Given a string s, find the length of the longest substring without repeating characters.
给定一字符串 s，返回其最长的无重复子串的长度。

Examples

Example 1

Input: s = "abcabcbb"
Output: 3
Explanation: The answer is "abc", with the length of 3.

Example 2

Input: s = "bbbbb"
Output: 1
Explanation: The answer is "b", with the length of 1.

Example 3

Input: s = "pwwkew"
Output: 3
Explanation: The answer is "wke", with the length of 3.
Notice that the answer must be a substring, "pwke" is a subsequence and not a substring.

Example 4

Input: s = ""
Output: 0

Constraints

• 0 <= s.length <= 5 * 1e4
• s consists of English letters, digits, symbols and spaces.

Solution

这种子串类的题目，用滑动窗口可以比较直观地解决。就是维护一个窗口，保证窗口内的元素不重复。具体怎么维护，参见以下代码：

import kotlin.math.max

class Solution {
    fun lengthOfLongestSubstring(s: String): Int {
        var result = 0
        // 滑动窗口的左右边界
        var left = 0
        var right = 0
        // 子串内字符和其下标的映射
        val charIndices = hashMapOf<Char, Int>()

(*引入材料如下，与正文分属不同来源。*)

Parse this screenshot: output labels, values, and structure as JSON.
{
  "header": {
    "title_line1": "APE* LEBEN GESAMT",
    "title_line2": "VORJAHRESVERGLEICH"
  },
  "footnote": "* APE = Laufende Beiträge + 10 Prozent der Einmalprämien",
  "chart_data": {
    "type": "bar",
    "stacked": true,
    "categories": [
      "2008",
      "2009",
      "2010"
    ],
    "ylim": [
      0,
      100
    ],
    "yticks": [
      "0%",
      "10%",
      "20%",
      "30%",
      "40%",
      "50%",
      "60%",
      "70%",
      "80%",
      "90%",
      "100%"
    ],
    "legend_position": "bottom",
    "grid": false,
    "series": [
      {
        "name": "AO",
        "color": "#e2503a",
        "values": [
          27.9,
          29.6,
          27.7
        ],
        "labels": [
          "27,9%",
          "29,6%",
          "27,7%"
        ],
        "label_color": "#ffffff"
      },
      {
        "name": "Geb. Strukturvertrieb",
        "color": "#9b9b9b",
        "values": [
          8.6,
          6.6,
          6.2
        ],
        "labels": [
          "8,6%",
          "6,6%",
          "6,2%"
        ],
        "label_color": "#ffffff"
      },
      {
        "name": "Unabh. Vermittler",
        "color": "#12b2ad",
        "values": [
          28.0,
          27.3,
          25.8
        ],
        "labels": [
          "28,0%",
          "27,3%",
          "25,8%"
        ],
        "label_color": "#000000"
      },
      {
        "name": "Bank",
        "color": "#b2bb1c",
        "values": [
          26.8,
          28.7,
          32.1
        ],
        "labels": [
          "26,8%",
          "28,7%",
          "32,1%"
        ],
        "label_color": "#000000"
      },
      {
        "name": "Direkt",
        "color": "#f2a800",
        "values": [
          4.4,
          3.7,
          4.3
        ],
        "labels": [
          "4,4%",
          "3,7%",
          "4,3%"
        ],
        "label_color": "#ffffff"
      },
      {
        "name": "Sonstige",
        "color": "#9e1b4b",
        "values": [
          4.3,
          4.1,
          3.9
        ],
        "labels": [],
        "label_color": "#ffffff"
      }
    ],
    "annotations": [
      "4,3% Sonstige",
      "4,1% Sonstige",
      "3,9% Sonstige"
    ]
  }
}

        while (right < s.length) {
            // right 向右扩展，直到遇见重复字符
            while (right < s.length && !charIndices.containsKey(s[right])) {
                charIndices[s[right]] = right
                right++
            }
            // 更新结果
            result = max(result, right - left)
            if (right == s.length) {
                break
            }
            // left 向右扩展，舍弃在重复字符左侧的所有字符
            val dupIndex = charIndices.getValue(s[right])
            while (left <= dupIndex) {
                charIndices.remove(s[left])
                left++
            }
        }

        return result
    }
}